Tuesday, March 12, 2019

Economic Crisis, Talk of War Making Russia’s Demographic Situation Worse, Nikolayev Says


Paul Goble

            Staunton, March 12 – The demographic numbers for Russia in January 2019 are in, Igor Nikolayev says, and they show that the country’s “demographic pit is becoming a chasm,” the result in the first instance of the economic crisis and the Kremlin’s talk of war and one that is hitting ethnic Russians harder than anyone else, Igor Nikolayev says.

            In the middle of this decade, the Kremlin celebrated the first positive demographic numbers since the end of Soviet times with births up, deaths down, and migration boosting the total population. Then things went off track and now, the economist continues, all three are heading the wrong direction (echo.msk.ru/blog/nikolaev_i/2386915-echo/).

            Russian officials seek to blame this as a echo of the 1990s when low birthrates meant that fewer future mothers were born, but that is a trend that was knowable in advance and should have given pause to the upbeat claims of several years ago. Now, however, Nikolayev says, it is clear that the chief culprits are the economic crisis and the talk of war.

            On the one hand, with falling incomes, people are less willing to take on the additional responsibilities that having children impose and those in other countries do not see the same opportunities in Russia that they saw earlier and thus are not coming in the first place or going home or elsewhere instead or remaining.

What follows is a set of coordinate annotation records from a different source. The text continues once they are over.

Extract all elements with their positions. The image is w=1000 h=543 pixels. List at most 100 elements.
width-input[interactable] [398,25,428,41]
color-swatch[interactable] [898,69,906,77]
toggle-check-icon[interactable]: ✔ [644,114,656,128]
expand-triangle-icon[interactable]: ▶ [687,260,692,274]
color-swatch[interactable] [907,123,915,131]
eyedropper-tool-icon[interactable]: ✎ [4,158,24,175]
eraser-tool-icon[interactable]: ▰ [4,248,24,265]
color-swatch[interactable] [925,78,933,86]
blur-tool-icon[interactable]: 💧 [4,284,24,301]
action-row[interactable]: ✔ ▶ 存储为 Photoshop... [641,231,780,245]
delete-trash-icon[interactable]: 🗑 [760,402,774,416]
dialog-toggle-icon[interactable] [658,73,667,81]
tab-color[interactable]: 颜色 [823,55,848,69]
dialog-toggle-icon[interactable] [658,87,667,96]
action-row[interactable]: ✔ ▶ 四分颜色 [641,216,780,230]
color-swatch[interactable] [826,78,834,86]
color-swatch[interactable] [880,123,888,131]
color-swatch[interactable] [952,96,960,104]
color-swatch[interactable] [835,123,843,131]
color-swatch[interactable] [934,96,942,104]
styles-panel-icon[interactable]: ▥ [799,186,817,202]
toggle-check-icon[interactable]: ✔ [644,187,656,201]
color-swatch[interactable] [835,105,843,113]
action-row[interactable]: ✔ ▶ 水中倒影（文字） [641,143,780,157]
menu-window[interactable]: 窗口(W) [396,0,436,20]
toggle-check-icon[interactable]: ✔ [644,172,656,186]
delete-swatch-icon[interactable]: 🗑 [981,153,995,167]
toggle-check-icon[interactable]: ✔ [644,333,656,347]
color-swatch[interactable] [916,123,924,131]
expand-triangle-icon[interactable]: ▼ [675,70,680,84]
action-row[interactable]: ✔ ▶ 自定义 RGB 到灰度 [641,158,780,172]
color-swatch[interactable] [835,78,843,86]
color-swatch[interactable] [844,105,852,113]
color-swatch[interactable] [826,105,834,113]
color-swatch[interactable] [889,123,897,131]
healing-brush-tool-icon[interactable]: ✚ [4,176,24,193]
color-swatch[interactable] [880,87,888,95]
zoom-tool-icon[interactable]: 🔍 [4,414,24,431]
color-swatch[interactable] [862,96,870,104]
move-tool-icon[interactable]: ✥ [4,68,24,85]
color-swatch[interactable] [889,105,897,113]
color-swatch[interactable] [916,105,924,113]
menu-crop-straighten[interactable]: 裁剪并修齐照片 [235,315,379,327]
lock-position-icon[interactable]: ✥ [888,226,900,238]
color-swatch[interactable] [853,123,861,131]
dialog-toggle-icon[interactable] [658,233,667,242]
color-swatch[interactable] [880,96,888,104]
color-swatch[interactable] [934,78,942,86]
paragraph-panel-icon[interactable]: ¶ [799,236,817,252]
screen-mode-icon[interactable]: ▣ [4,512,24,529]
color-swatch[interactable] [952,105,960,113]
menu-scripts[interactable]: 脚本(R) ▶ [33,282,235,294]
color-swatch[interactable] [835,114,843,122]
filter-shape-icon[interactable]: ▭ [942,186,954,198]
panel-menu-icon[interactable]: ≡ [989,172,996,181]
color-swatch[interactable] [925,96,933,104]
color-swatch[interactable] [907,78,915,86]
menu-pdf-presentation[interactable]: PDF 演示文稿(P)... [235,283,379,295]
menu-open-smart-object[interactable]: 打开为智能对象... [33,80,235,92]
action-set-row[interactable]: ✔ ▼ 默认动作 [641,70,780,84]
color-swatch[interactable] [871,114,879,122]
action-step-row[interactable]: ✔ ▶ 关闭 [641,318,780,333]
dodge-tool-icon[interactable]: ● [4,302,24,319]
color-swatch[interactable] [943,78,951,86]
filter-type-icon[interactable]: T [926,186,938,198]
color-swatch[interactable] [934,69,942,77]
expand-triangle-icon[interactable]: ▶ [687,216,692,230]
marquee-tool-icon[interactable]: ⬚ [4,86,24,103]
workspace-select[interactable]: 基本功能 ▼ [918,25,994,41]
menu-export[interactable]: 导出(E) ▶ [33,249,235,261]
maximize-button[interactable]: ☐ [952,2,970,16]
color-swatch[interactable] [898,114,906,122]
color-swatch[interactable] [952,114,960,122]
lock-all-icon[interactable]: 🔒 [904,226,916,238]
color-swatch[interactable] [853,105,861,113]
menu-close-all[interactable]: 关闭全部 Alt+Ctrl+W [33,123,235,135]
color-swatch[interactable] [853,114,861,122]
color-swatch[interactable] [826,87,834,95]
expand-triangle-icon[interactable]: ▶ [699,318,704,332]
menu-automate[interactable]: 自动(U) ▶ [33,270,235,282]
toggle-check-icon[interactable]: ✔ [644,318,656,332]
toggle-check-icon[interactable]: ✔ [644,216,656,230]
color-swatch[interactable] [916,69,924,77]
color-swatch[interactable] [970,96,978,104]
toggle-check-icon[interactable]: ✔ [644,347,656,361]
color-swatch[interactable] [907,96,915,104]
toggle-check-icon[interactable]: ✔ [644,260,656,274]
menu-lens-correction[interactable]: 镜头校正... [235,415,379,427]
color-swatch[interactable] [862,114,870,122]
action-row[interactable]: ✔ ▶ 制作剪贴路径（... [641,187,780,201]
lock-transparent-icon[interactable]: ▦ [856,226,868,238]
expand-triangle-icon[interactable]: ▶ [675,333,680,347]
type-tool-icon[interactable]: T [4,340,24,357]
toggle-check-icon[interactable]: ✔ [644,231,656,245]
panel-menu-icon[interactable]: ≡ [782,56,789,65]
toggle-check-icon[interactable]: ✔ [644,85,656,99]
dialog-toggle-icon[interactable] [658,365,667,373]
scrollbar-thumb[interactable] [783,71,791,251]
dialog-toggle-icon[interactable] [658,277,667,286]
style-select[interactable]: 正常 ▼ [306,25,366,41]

            And on the other, all the talk about Russia being “a besieged fortress” and war being a very real possibility hardly creates the kind of conditions in which potential parents are going to think about having children. Even if they want them, they seem likely to put off having babies until the situation clarifies itself.     

            Last year, according to Rosstat, “the size of the population of the country fell by 93,500. Such an absolute decline had not happened in Russia since 2008 when the population fell 10,300.” Not only were there fewer births and more deaths, some the result of the aging population, but immigration was insufficient to cover the decline in Russia itself.

Figures provided by the central ZAGS register for January 2019 are even worse: “the number of children born in January 2019 fell by 10.4 percent compared to January 2018.” The natural decline of the population for one month alone increased from 30,308 in January 2018 to 44,307 in January this year, Nikolayev says.

What all this means, the economist continues, is that the demographic situation in 2019 will “significantly worsen.” Another indication of that is this: “In January 2018, there were 49,500 marriages; but in January 2019, there were only 31,185, a decline of 36.4 percent. “ Of course, children are born out of wedlock as well, “but all the same …”

The government talks about the aid it is giving to parents, but this is insufficient, Nikolayev argues. Unless the economic situation improves and unless the government stops talking about war and about Russia being at risk of being destroyed, Russians are not going to have more children. They are going to have ever fewer – and the population will fall.

            Within these figures are ones that will disturb many ethnic Russians even more: The regions of the country with the highest death rates in 2018 are those who are primarily populated by ethnic Russians (rg.ru/2019/03/12/reg-skfo/v-kakih-regionah-samaia-nizkaia-smertnost-v-rossii.html).

            That means that as the overall population of the country declines, the share of ethnic Russians in it will decline by even more, making the Kremlin’s claims on that point unsustainable as well, as some Russian nationalist commentators are already pointing out (zen.yandex.ru/media/burckina_new/o-vymiranii-istoricheskoi-rossii-5c85f0730f8f1500b33866b8).

            And some analysts are even suggesting that the real figures are far worse than those Rosstat has put out (apn-spb.ru/opinions/article29836.htm).  If that is true, then the real demographic picture of Russia under Vladimir Putin is far worse than even the most convinced pessimists have ever suggested.